L’anno 2001 si e’ chiuso con il decreto legge 12 novembre 2001 n. 402 “Disposizioni urgenti in materia di professioni sanitarie”, peraltro convertito in Legge il 21 dicembre u.s. e il 2002 si e’ aperto con la pubblicazione nella Gazzetta Ufficiale n. 8 del 10 gennaio 2002 (serie generale), della Legge 8 gennaio 2002 N. 1 “Conversione in legge, con modificazioni, del decreto legge 12 novembre 2001, n. 402, recante disposizioni urgenti in materia di personale sanitario”.

 

La suddetta legge, pubblicata e commentata nella sezione “Normativa” di questa rivista, da’  disposizioni su piu’ aspetti riguardanti il personale sanitario; il tassello che qui si vuole commentare e’ il risultato raggiunto con l’equipollenza del titolo di Infermiere Professionale, di Assistente Sanitario e di Vigilatrice d’Infanzia, al diploma universitario di infermiere e alla laurea triennale in infermieristica.

 

Ho sempre sostenuto, e il Consiglio Direttivo e’ sempre stato d’accordo, che questo obiettivo sarebbe stato raggiunto e, nell’attesa, era indispensabile, da parte di coloro che non ne erano in possesso, acquisire il diploma di scuola secondaria superiore per potere accedere ai corsi universitari.

 

Grande soddisfazione e tanta gratitudine alla Presidente e al Comitato Centrale della Federazione Nazionale IPASVI, per il lavoro svolto, sostenuti dal Consiglio Nazionale e supportati dalla “forza” di tutti i professionisti iscritti agli Albi di tutti i Collegi.

 

Frequentemente, nel sottolineare il significato dell’appartenenza al Collegio IPASVI, esprimo la convinzione che si tratta di una comunita’  scientifica che agisce attraverso un sapere, un essere ed un fare strettamente correlati tra di loro e necessari l’uno agli altri.
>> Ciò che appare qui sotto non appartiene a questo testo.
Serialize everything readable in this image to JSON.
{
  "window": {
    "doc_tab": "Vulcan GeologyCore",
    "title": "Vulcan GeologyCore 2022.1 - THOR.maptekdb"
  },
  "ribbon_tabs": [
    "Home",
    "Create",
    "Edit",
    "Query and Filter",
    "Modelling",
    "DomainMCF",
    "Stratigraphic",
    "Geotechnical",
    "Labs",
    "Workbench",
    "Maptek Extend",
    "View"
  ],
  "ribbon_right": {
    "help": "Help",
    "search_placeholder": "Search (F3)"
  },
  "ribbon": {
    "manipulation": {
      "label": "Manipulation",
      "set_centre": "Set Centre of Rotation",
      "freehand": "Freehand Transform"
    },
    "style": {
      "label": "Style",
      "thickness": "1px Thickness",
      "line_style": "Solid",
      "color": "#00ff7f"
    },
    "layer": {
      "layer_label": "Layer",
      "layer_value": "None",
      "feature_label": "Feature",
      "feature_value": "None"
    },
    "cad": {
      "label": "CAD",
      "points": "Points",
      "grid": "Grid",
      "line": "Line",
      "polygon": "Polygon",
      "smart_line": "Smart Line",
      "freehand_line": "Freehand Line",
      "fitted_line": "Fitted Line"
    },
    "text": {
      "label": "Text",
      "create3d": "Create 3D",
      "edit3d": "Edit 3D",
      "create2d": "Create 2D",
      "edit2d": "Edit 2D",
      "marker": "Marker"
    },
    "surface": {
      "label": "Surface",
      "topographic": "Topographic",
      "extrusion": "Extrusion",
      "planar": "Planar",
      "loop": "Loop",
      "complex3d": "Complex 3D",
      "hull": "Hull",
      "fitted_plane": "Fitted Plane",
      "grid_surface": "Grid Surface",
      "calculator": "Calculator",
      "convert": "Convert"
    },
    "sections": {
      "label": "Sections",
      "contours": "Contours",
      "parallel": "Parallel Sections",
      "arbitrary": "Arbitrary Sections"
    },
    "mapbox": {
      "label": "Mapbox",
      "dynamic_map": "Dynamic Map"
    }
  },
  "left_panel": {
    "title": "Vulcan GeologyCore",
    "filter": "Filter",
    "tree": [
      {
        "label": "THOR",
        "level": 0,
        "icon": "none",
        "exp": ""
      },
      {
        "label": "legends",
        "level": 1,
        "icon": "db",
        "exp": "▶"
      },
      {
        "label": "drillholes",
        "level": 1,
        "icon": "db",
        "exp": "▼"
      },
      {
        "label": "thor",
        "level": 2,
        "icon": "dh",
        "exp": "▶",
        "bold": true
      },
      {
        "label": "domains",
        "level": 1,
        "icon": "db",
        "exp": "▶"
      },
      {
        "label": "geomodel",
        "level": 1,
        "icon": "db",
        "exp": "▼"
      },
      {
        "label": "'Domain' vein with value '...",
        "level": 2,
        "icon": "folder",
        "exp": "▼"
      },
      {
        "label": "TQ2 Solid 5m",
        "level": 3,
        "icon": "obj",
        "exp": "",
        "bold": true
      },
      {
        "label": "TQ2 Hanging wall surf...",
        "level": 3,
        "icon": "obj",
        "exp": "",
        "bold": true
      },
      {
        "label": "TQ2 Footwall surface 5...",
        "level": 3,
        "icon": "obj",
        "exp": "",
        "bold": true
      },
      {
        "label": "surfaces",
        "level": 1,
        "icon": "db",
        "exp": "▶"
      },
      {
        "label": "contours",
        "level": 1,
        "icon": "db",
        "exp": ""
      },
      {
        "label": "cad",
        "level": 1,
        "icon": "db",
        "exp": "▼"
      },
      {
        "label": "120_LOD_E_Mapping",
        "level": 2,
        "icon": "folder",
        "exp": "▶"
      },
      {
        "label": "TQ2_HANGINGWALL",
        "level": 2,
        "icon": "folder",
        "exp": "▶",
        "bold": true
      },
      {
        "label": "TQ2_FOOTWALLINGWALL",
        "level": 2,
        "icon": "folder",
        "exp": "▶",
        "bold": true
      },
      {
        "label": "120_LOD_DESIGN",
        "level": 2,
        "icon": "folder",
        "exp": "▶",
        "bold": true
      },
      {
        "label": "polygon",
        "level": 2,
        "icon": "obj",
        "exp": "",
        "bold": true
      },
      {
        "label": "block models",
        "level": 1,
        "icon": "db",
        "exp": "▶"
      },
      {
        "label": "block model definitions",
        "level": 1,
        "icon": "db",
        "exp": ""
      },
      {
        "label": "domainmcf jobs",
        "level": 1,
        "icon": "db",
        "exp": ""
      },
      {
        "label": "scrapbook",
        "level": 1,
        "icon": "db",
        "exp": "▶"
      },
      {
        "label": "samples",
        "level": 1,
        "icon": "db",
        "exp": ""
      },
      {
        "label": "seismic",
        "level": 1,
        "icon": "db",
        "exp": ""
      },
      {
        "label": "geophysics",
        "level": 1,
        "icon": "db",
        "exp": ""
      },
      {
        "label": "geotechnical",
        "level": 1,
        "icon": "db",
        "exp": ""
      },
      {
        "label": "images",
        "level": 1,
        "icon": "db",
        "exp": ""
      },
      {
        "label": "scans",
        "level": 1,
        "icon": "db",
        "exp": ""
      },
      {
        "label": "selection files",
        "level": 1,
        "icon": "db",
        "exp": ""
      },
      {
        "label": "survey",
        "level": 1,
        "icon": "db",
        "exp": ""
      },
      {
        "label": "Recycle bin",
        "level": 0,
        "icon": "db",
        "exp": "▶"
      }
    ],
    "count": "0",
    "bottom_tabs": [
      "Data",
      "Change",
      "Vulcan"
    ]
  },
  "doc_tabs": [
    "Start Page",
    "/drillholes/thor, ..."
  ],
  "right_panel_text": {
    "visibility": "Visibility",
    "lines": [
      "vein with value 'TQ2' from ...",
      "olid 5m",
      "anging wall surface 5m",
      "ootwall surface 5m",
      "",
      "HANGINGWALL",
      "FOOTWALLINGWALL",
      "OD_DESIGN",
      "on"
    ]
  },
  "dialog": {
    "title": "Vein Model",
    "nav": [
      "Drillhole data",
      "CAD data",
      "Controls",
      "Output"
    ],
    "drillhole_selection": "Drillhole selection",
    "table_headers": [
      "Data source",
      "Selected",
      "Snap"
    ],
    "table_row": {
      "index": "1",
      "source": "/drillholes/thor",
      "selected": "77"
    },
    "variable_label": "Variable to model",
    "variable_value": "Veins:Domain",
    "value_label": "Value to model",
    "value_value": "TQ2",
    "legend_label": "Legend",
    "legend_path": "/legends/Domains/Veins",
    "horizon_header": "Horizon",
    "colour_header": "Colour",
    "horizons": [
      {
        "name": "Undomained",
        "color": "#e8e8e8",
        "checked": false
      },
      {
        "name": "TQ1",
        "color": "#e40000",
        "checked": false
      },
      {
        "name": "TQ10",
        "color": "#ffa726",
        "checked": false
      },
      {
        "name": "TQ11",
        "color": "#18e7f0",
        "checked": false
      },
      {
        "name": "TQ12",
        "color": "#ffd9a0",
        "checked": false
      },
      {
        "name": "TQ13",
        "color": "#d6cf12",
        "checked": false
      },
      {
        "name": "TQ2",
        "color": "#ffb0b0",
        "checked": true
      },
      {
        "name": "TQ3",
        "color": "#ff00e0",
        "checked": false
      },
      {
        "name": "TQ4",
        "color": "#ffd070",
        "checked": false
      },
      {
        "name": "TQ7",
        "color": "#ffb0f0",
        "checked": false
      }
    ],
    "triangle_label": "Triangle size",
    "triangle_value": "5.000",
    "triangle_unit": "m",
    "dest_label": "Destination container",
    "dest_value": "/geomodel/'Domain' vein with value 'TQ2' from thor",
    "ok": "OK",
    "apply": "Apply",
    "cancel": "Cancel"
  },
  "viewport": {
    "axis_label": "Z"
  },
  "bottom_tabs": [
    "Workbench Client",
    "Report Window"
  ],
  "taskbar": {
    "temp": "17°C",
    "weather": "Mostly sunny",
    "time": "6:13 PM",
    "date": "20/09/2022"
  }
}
L’avere riconosciuto che anche il precedente modello formativo aveva i connotati assimilabili alla formazione universitaria premia la serieta’  (e la severita’ ) con cui veniva svolta la formazione prima dell’ingresso nell’Universita’ .

 

A partire dal profilo di ogni singola professione, includendo le Leggi n. 42/1999, n. 251/2000, il Regolamento n. 509/1999, il Codice deontologico, le stesse leggi sanitarie e numerosi altri documenti nazionali e regionali ci fanno dire che e’ tempo di dare concretezza ai risultati raggiunti ed a tutti noi e’ richiesto un ulteriore impegno in particolare sul piano innovativo riguardante l’organizzazione del lavoro, lo sviluppo delle competenze, l’assunzione delle specifiche responsabilita’  ed una particolare qualita’  relazionale con i cittadini che accedono ai servizi sanitari. Questo, oltre ad un auspicio, e’ un augurio che ci facciamo, altrimenti le leggi, pur belle e importanti, rimangono nel “cassetto”.